After Miami climbed back from a 64-51 deficit with 13:22 to play, the game was tied at 79 when Norchad Omier was fouled by the Longhorns' Brock Cunningham while going for a loose ball. He made both of the foul shots to give the Hurricanes the lead, then stole the ball from Texas star Marcus Carr at the other end, and Wong made two more free throws with 34 seconds remaining to keep them ahead for good.

Miller kept drilling foul shots down the stretch to ice the Midwest title for the Hurricanes.

Wooga Poplar scored 16 points, and Pack followed up his virtuoso performance in the Sweet 16 against top-seeded Houston with 15.

Now a school that once dropped basketball entirely in the 1970s will play on the biggest stage.

"You just love when your players accomplish a goal they set out before the season," Larrañaga said.

Carr led the Longhorns with 17 points, though he was bothered by a hamstring injury late in the game. Timmy Allen added 16 and Sir'Jabari Rice had 15 in the finale of a season that began with the firing of Chris Beard over domestic violence charges that were later dropped and ended with interim coach Rodney Terry consoling a heartbroken team.

"These guys more than any group I've worked with in 32 years of coaching have really embodied, in terms of staying the course, being a team," Terry said, choking up so hard on the postgame dais that he could barely speak. "They were so unselfish as a team, and they gave us everything they had. They really did."

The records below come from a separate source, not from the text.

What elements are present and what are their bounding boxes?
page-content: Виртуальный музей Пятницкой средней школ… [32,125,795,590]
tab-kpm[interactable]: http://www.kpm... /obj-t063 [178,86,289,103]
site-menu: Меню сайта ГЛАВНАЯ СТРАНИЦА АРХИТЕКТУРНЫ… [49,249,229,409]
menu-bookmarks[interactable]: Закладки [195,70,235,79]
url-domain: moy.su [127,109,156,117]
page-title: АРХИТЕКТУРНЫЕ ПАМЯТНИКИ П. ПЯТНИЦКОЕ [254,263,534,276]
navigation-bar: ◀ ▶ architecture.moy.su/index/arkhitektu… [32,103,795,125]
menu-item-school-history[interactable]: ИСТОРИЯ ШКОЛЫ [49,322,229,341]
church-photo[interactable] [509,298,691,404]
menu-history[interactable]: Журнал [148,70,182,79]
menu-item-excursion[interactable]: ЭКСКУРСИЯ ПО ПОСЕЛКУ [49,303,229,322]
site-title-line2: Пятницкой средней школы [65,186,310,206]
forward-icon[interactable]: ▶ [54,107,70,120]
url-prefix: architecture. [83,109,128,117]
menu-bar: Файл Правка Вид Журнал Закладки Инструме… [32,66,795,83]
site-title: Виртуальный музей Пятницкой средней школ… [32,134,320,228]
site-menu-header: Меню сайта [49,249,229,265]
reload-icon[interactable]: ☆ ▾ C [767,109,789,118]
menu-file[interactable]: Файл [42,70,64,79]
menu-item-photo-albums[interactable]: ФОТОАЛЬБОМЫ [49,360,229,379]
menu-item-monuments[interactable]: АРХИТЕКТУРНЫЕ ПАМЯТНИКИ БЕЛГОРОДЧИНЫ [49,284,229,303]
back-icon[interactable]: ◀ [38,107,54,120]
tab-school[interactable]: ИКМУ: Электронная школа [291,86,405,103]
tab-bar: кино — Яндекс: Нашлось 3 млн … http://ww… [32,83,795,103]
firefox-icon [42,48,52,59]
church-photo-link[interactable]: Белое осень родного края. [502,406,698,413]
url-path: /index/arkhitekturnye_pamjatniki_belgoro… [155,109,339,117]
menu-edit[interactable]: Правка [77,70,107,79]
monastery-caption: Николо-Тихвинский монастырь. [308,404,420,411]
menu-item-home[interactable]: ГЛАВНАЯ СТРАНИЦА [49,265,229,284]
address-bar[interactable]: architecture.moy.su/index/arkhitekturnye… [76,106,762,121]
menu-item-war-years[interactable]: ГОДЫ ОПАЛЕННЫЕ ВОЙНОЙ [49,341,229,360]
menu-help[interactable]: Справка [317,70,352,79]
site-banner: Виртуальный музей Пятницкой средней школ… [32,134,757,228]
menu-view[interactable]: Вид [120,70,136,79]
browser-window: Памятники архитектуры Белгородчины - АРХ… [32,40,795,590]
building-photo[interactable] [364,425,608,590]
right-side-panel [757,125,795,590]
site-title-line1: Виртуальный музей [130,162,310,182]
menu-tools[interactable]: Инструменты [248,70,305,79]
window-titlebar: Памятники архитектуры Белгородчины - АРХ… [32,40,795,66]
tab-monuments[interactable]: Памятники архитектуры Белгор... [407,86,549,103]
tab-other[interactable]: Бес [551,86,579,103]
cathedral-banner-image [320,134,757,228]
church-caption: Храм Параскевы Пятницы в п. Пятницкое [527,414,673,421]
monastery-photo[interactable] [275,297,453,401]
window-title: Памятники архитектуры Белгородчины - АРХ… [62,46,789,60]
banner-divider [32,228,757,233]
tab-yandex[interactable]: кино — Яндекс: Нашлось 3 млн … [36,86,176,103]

The Longhorns revealed about 90 minutes before tipoff that Dylan Disu, the Big 12 tourney MVP and early star of the NCAA tourney, would miss the game with a foot injury. He hurt it in the second round against Penn State and played only about 90 seconds in the Sweet 16 against Xavier before watching the rest of that game in a walking boot.

Without their 6-foot-9 star, the Longhorns' deep group of dangerous guards resorted to potshots from the perimeter against Miami's porous defense. Rice hit two 3s early, Carr two of his own, and the Longhorns stormed to a 45-37 halftime lead.

The Longhorns' advantage stretched to 13 in the second half, and tension built on the Miami bench. At one point, Harlond Beverly and Larrañaga got into a verbal spat, and the 73-year-old coach yanked the backup guard from the game.

Fortunately for the Hurricanes, Pack and Wong were poised, Poplar and Miller seemingly possessed.

"We just all bought into staying together, keeping that hope alive," Miller said, "and the way we just willed this one through, I think everybody played really well, and I think it really shows the poise of this squad."